Vladimir Brichta: Talvez algum dia o João queira fazer novamente. Eu, Wagner e Lázaro chegamos a conversar sobre isso há uns três anos, mas ficou só na conversa mesmo. Quando fizemos, a época era outra. Éramos jovens atores com vontade de mostrar serviço, fazer parte da classe artística e vir para São Paulo, Rio, afinal sabíamos que é onde as coisas acontecem. Soma-se a isso, que o espetáculo era muito bom. Mas infelizmente voltar com ele é bem difícil.

Guia da Semana: Como você vê o cinema nacional nessa nova fase? Tem projeto de participar em algum filme?
Vladimir Brichta: Eu vejo como uma época incomparável. Antigamente eu via meio que por uma obrigação de ter que saber o que está acontecendo. Hoje em dia vou como espectador mesmo. Gosto de acompanhar e tenho um prazer muito maior. O momento é bem valioso para o cinema nacional. Ainda existem temas que são recorrentes, mas isso rola em toda parte do mundo, inclusive em Hollywood. Mas a diversidade de temas tem me agradado. Eu fiz um filme no início de 2009 chamado Quincas Berro D'Agua, baseado no romance de Jorge Amado e está quase pronto. Provavelmente saia no começo do ano que vem. Abri mão de dois filmes esse ano para me envolver mesmo com o Hamelin.

Guia da Semana: Com quem gostaria de ter a oportunidade de contracenar?
Vladimir Brichta: Muita gente boa. Adoraria trabalhar novamente com minha esposa Adriane Esteves. Acho ela brilhante. Recentemente ela está muito envolvida com uma minissérie que está sendo gravada sobre a Dalva de Oliveira. Trabalhei também com o Luís Miranda e tenho uma vontade enorme de fazer algo com ele de novo.

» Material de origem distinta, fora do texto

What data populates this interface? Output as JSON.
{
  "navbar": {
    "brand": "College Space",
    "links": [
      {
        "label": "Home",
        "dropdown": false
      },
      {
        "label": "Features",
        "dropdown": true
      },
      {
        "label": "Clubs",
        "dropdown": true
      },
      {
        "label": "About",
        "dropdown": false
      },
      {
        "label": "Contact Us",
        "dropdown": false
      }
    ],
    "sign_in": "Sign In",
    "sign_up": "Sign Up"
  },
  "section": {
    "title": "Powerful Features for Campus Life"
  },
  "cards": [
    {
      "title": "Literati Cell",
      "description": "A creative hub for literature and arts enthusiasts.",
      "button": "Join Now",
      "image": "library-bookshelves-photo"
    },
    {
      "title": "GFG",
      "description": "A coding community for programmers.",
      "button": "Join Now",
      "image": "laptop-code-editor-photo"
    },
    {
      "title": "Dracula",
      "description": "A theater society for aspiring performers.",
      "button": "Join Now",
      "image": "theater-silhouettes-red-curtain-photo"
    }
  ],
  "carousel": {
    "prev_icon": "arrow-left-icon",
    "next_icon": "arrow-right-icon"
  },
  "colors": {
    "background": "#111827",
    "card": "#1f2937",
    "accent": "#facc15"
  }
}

Guia da Semana: Ser ator virou hoje sinônimo de fama e dinheiro. Acha que de certa forma isso banaliza a profissão?
Vladimir Brichta: Não acho. O ator sem dúvida faz parte de uma indústria. Nesse sentido de fama e dinheiro, o tempo é muito valioso. Ele se encarrega de colocar as pessoas nos devidos lugares. Com certeza quem tem talento, fica. Basta ver pelos atores mais antigos. Afinal, Fernanda Montenegro está aí provando que a profissão, um dia vinculada à prostituição, hoje ganhou outra forma.


Atualizado em 6 Set 2011.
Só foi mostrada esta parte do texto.